Bukan hanya pamer materi, tapi juga kata-kata kasar yang melukai. Seorang anggota DPR dari fraksi tertentu menyebut demonstran sebagai “massa anarkis yang tak berpendidikan,” sementara yang lain mengejek, “Mereka iri karena kami sukses.”
Pernyataan ini bukan sekadar slip of tongue (kepeleset lidah) ia mencerminkan sikap arogan yang lahir dari hedonisme elite. Hedonisme di sini bukan hanya gaya hidup boros (seperti liburan ke Eropa dengan dana APBN atau koleksi jam tangan mewah) tapi juga mentalitas “kami vs mereka.”
Saat rakyat kesulitan membeli beras, DPR membahas kenaikan pajak 2,5% yang membebani UMKM. Hasilnya?
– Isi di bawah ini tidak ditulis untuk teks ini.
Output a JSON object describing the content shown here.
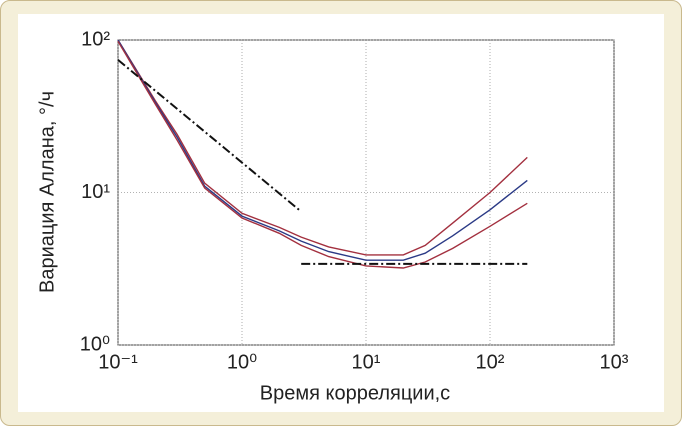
{
  "chart_data": {
    "type": "line",
    "log_x": true,
    "log_y": true,
    "grid": true,
    "xlabel": "Время корреляции,с",
    "ylabel": "Вариация Аллана, °/ч",
    "xlim": [
      0.1,
      1000
    ],
    "ylim": [
      1,
      100
    ],
    "xticks": [
      {
        "value": 0.1,
        "label": "10⁻¹"
      },
      {
        "value": 1,
        "label": "10⁰"
      },
      {
        "value": 10,
        "label": "10¹"
      },
      {
        "value": 100,
        "label": "10²"
      },
      {
        "value": 1000,
        "label": "10³"
      }
    ],
    "yticks": [
      {
        "value": 1,
        "label": "10⁰"
      },
      {
        "value": 10,
        "label": "10¹"
      },
      {
        "value": 100,
        "label": "10²"
      }
    ],
    "series": [
      {
        "color": "#a3303f",
        "dash": "solid",
        "x": [
          0.1,
          0.2,
          0.3,
          0.5,
          1,
          2,
          3,
          5,
          10,
          20,
          30,
          50,
          100,
          200
        ],
        "values": [
          100,
          40,
          24,
          11.5,
          7.3,
          5.9,
          5.1,
          4.4,
          3.9,
          3.9,
          4.5,
          6.3,
          10,
          17
        ]
      },
      {
        "color": "#2b3a86",
        "dash": "solid",
        "x": [
          0.1,
          0.2,
          0.3,
          0.5,
          1,
          2,
          3,
          5,
          10,
          20,
          30,
          50,
          100,
          200
        ],
        "values": [
          100,
          39,
          23,
          11,
          7.0,
          5.6,
          4.8,
          4.1,
          3.6,
          3.6,
          4.0,
          5.2,
          7.7,
          12
        ]
      },
      {
        "color": "#a3303f",
        "dash": "solid",
        "x": [
          0.1,
          0.2,
          0.3,
          0.5,
          1,
          2,
          3,
          5,
          10,
          20,
          30,
          50,
          100,
          200
        ],
        "values": [
          98,
          38,
          22,
          10.7,
          6.8,
          5.4,
          4.5,
          3.8,
          3.3,
          3.2,
          3.5,
          4.3,
          6.0,
          8.5
        ]
      },
      {
        "color": "#111111",
        "dash": "dashdot",
        "x": [
          0.1,
          3
        ],
        "values": [
          74,
          7.5
        ]
      },
      {
        "color": "#111111",
        "dash": "dashdot",
        "x": [
          3,
          200
        ],
        "values": [
          3.4,
          3.4
        ]
      }
    ]
  }
}
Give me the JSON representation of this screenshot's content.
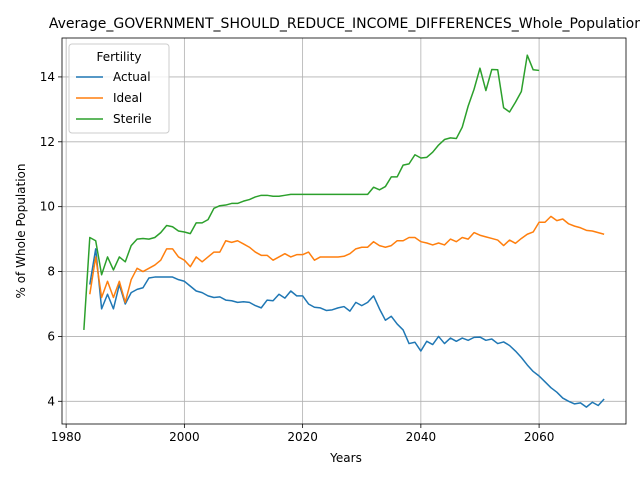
{
  "chart_data": {
    "type": "line",
    "title": "Average_GOVERNMENT_SHOULD_REDUCE_INCOME_DIFFERENCES_Whole_Population",
    "xlabel": "Years",
    "ylabel": "% of Whole Population",
    "xlim": [
      1979.3,
      2074.7
    ],
    "ylim": [
      3.3,
      15.2
    ],
    "xticks": [
      1980,
      2000,
      2020,
      2040,
      2060
    ],
    "yticks": [
      4,
      6,
      8,
      10,
      12,
      14
    ],
    "grid": true,
    "legend": {
      "title": "Fertility",
      "position": "upper-left"
    },
    "series": [
      {
        "name": "Actual",
        "color": "#1f77b4",
        "points": [
          [
            1984,
            7.6
          ],
          [
            1985,
            8.7
          ],
          [
            1986,
            6.85
          ],
          [
            1987,
            7.3
          ],
          [
            1988,
            6.85
          ],
          [
            1989,
            7.6
          ],
          [
            1990,
            7.0
          ],
          [
            1991,
            7.35
          ],
          [
            1992,
            7.45
          ],
          [
            1993,
            7.5
          ],
          [
            1994,
            7.8
          ],
          [
            1995,
            7.83
          ],
          [
            1996,
            7.83
          ],
          [
            1997,
            7.83
          ],
          [
            1998,
            7.83
          ],
          [
            1999,
            7.75
          ],
          [
            2000,
            7.7
          ],
          [
            2001,
            7.55
          ],
          [
            2002,
            7.4
          ],
          [
            2003,
            7.35
          ],
          [
            2004,
            7.25
          ],
          [
            2005,
            7.2
          ],
          [
            2006,
            7.22
          ],
          [
            2007,
            7.12
          ],
          [
            2008,
            7.1
          ],
          [
            2009,
            7.05
          ],
          [
            2010,
            7.07
          ],
          [
            2011,
            7.05
          ],
          [
            2012,
            6.95
          ],
          [
            2013,
            6.88
          ],
          [
            2014,
            7.12
          ],
          [
            2015,
            7.1
          ],
          [
            2016,
            7.3
          ],
          [
            2017,
            7.18
          ],
          [
            2018,
            7.4
          ],
          [
            2019,
            7.25
          ],
          [
            2020,
            7.25
          ],
          [
            2021,
            7.0
          ],
          [
            2022,
            6.9
          ],
          [
            2023,
            6.88
          ],
          [
            2024,
            6.8
          ],
          [
            2025,
            6.82
          ],
          [
            2026,
            6.88
          ],
          [
            2027,
            6.92
          ],
          [
            2028,
            6.78
          ],
          [
            2029,
            7.05
          ],
          [
            2030,
            6.95
          ],
          [
            2031,
            7.05
          ],
          [
            2032,
            7.25
          ],
          [
            2033,
            6.85
          ],
          [
            2034,
            6.5
          ],
          [
            2035,
            6.62
          ],
          [
            2036,
            6.38
          ],
          [
            2037,
            6.2
          ],
          [
            2038,
            5.78
          ],
          [
            2039,
            5.82
          ],
          [
            2040,
            5.55
          ],
          [
            2041,
            5.85
          ],
          [
            2042,
            5.75
          ],
          [
            2043,
            6.0
          ],
          [
            2044,
            5.78
          ],
          [
            2045,
            5.95
          ],
          [
            2046,
            5.85
          ],
          [
            2047,
            5.95
          ],
          [
            2048,
            5.88
          ],
          [
            2049,
            5.97
          ],
          [
            2050,
            5.98
          ],
          [
            2051,
            5.88
          ],
          [
            2052,
            5.92
          ],
          [
            2053,
            5.78
          ],
          [
            2054,
            5.83
          ],
          [
            2055,
            5.72
          ],
          [
            2056,
            5.55
          ],
          [
            2057,
            5.35
          ],
          [
            2058,
            5.12
          ],
          [
            2059,
            4.92
          ],
          [
            2060,
            4.78
          ],
          [
            2061,
            4.6
          ],
          [
            2062,
            4.42
          ],
          [
            2063,
            4.28
          ],
          [
            2064,
            4.1
          ],
          [
            2065,
            4.0
          ],
          [
            2066,
            3.92
          ],
          [
            2067,
            3.95
          ],
          [
            2068,
            3.82
          ],
          [
            2069,
            3.97
          ],
          [
            2070,
            3.87
          ],
          [
            2071,
            4.07
          ]
        ]
      },
      {
        "name": "Ideal",
        "color": "#ff7f0e",
        "points": [
          [
            1984,
            7.3
          ],
          [
            1985,
            8.45
          ],
          [
            1986,
            7.2
          ],
          [
            1987,
            7.7
          ],
          [
            1988,
            7.2
          ],
          [
            1989,
            7.7
          ],
          [
            1990,
            7.05
          ],
          [
            1991,
            7.75
          ],
          [
            1992,
            8.1
          ],
          [
            1993,
            8.0
          ],
          [
            1994,
            8.1
          ],
          [
            1995,
            8.2
          ],
          [
            1996,
            8.35
          ],
          [
            1997,
            8.7
          ],
          [
            1998,
            8.7
          ],
          [
            1999,
            8.45
          ],
          [
            2000,
            8.35
          ],
          [
            2001,
            8.15
          ],
          [
            2002,
            8.45
          ],
          [
            2003,
            8.3
          ],
          [
            2004,
            8.45
          ],
          [
            2005,
            8.6
          ],
          [
            2006,
            8.6
          ],
          [
            2007,
            8.95
          ],
          [
            2008,
            8.9
          ],
          [
            2009,
            8.95
          ],
          [
            2010,
            8.85
          ],
          [
            2011,
            8.75
          ],
          [
            2012,
            8.6
          ],
          [
            2013,
            8.5
          ],
          [
            2014,
            8.5
          ],
          [
            2015,
            8.35
          ],
          [
            2016,
            8.45
          ],
          [
            2017,
            8.55
          ],
          [
            2018,
            8.45
          ],
          [
            2019,
            8.52
          ],
          [
            2020,
            8.52
          ],
          [
            2021,
            8.6
          ],
          [
            2022,
            8.35
          ],
          [
            2023,
            8.45
          ],
          [
            2024,
            8.45
          ],
          [
            2025,
            8.45
          ],
          [
            2026,
            8.45
          ],
          [
            2027,
            8.47
          ],
          [
            2028,
            8.55
          ],
          [
            2029,
            8.7
          ],
          [
            2030,
            8.75
          ],
          [
            2031,
            8.75
          ],
          [
            2032,
            8.92
          ],
          [
            2033,
            8.8
          ],
          [
            2034,
            8.75
          ],
          [
            2035,
            8.8
          ],
          [
            2036,
            8.95
          ],
          [
            2037,
            8.95
          ],
          [
            2038,
            9.05
          ],
          [
            2039,
            9.05
          ],
          [
            2040,
            8.92
          ],
          [
            2041,
            8.88
          ],
          [
            2042,
            8.82
          ],
          [
            2043,
            8.88
          ],
          [
            2044,
            8.82
          ],
          [
            2045,
            9.0
          ],
          [
            2046,
            8.92
          ],
          [
            2047,
            9.05
          ],
          [
            2048,
            9.0
          ],
          [
            2049,
            9.2
          ],
          [
            2050,
            9.12
          ],
          [
            2051,
            9.07
          ],
          [
            2052,
            9.02
          ],
          [
            2053,
            8.97
          ],
          [
            2054,
            8.8
          ],
          [
            2055,
            8.97
          ],
          [
            2056,
            8.87
          ],
          [
            2057,
            9.02
          ],
          [
            2058,
            9.15
          ],
          [
            2059,
            9.22
          ],
          [
            2060,
            9.52
          ],
          [
            2061,
            9.52
          ],
          [
            2062,
            9.7
          ],
          [
            2063,
            9.57
          ],
          [
            2064,
            9.62
          ],
          [
            2065,
            9.47
          ],
          [
            2066,
            9.4
          ],
          [
            2067,
            9.35
          ],
          [
            2068,
            9.27
          ],
          [
            2069,
            9.25
          ],
          [
            2070,
            9.2
          ],
          [
            2071,
            9.15
          ]
        ]
      },
      {
        "name": "Sterile",
        "color": "#2ca02c",
        "points": [
          [
            1983,
            6.2
          ],
          [
            1984,
            9.05
          ],
          [
            1985,
            8.95
          ],
          [
            1986,
            7.9
          ],
          [
            1987,
            8.45
          ],
          [
            1988,
            8.05
          ],
          [
            1989,
            8.45
          ],
          [
            1990,
            8.3
          ],
          [
            1991,
            8.8
          ],
          [
            1992,
            9.0
          ],
          [
            1993,
            9.02
          ],
          [
            1994,
            9.0
          ],
          [
            1995,
            9.05
          ],
          [
            1996,
            9.2
          ],
          [
            1997,
            9.42
          ],
          [
            1998,
            9.38
          ],
          [
            1999,
            9.25
          ],
          [
            2000,
            9.22
          ],
          [
            2001,
            9.17
          ],
          [
            2002,
            9.5
          ],
          [
            2003,
            9.5
          ],
          [
            2004,
            9.6
          ],
          [
            2005,
            9.95
          ],
          [
            2006,
            10.03
          ],
          [
            2007,
            10.05
          ],
          [
            2008,
            10.1
          ],
          [
            2009,
            10.1
          ],
          [
            2010,
            10.17
          ],
          [
            2011,
            10.22
          ],
          [
            2012,
            10.3
          ],
          [
            2013,
            10.35
          ],
          [
            2014,
            10.35
          ],
          [
            2015,
            10.32
          ],
          [
            2016,
            10.32
          ],
          [
            2017,
            10.35
          ],
          [
            2018,
            10.38
          ],
          [
            2019,
            10.38
          ],
          [
            2020,
            10.38
          ],
          [
            2021,
            10.38
          ],
          [
            2022,
            10.38
          ],
          [
            2023,
            10.38
          ],
          [
            2024,
            10.38
          ],
          [
            2025,
            10.38
          ],
          [
            2026,
            10.38
          ],
          [
            2027,
            10.38
          ],
          [
            2028,
            10.38
          ],
          [
            2029,
            10.38
          ],
          [
            2030,
            10.38
          ],
          [
            2031,
            10.38
          ],
          [
            2032,
            10.6
          ],
          [
            2033,
            10.52
          ],
          [
            2034,
            10.62
          ],
          [
            2035,
            10.92
          ],
          [
            2036,
            10.92
          ],
          [
            2037,
            11.28
          ],
          [
            2038,
            11.32
          ],
          [
            2039,
            11.6
          ],
          [
            2040,
            11.5
          ],
          [
            2041,
            11.52
          ],
          [
            2042,
            11.68
          ],
          [
            2043,
            11.9
          ],
          [
            2044,
            12.07
          ],
          [
            2045,
            12.12
          ],
          [
            2046,
            12.1
          ],
          [
            2047,
            12.45
          ],
          [
            2048,
            13.1
          ],
          [
            2049,
            13.62
          ],
          [
            2050,
            14.27
          ],
          [
            2051,
            13.58
          ],
          [
            2052,
            14.23
          ],
          [
            2053,
            14.22
          ],
          [
            2054,
            13.05
          ],
          [
            2055,
            12.92
          ],
          [
            2056,
            13.22
          ],
          [
            2057,
            13.55
          ],
          [
            2058,
            14.67
          ],
          [
            2059,
            14.22
          ],
          [
            2060,
            14.2
          ]
        ]
      }
    ]
  }
}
Kerusuhan pecah, gedung DPRD dibakar di Makasar, toko-toko dijarah, dan setidaknya 15 korban jiwa dilaporkan. Ekonom dari CORE Indonesia menilai, “Ketidakadilan ekonomi adalah akar utama. Rakyat merasa dikhianati oleh wakilnya sendiri.” Ini bukan demo biasa, ini ledakan emosi dari rakyat yang merasa diabaikan.
Kini, lihatlah Nepal, negara tetangga kita yang sedang bergulat dengan badai serupa. Sejak 5 September 2025, Kathmandu dan kota-kota besar Nepal dilanda protes besar-besaran yang dipimpin generasi Z. Awalnya dipicu pemblokiran media sosial oleh pemerintah, tapi akar masalahnya sama, kesenjangan ekonomi dan sikap sombong elite.
Di Nepal, 20% penduduk hidup dalam kemiskinan ekstrem, sementara 10% elite menguasai tiga kali lipat pendapatan 40% rakyat miskin. Keluarga pejabat sering “flexing” di Instagram, pesta mewah, mobil mewah, sementara rakyat bergulat dengan banjir dan pengangguran. Puncaknya, pada 9 September, Menteri Keuangan dikejar massa, ditelanjangi, dan dilempar ke sungai; Menteri Luar Negeri dibogem demonstran. Perdana Menteri K.P. Sharma Oli dan bahkan Presiden mundur di tengah people power yang mengguncang.
Media internasional seperti Reuters menyoroti ini ironis ketimpangan di balik kerusuhan, demo Nepal mirip Indonesia. Generasi muda Nepal menuntut pengunduran diri massal pejabat karena korupsi dan hedonisme yang tak terkendali. Bukan kebetulan jika pola ini mirip, di mana pun kesenjangan dibiarkan membusuk, ditambah sombong dan pamer elite, kekacauan pasti meledak.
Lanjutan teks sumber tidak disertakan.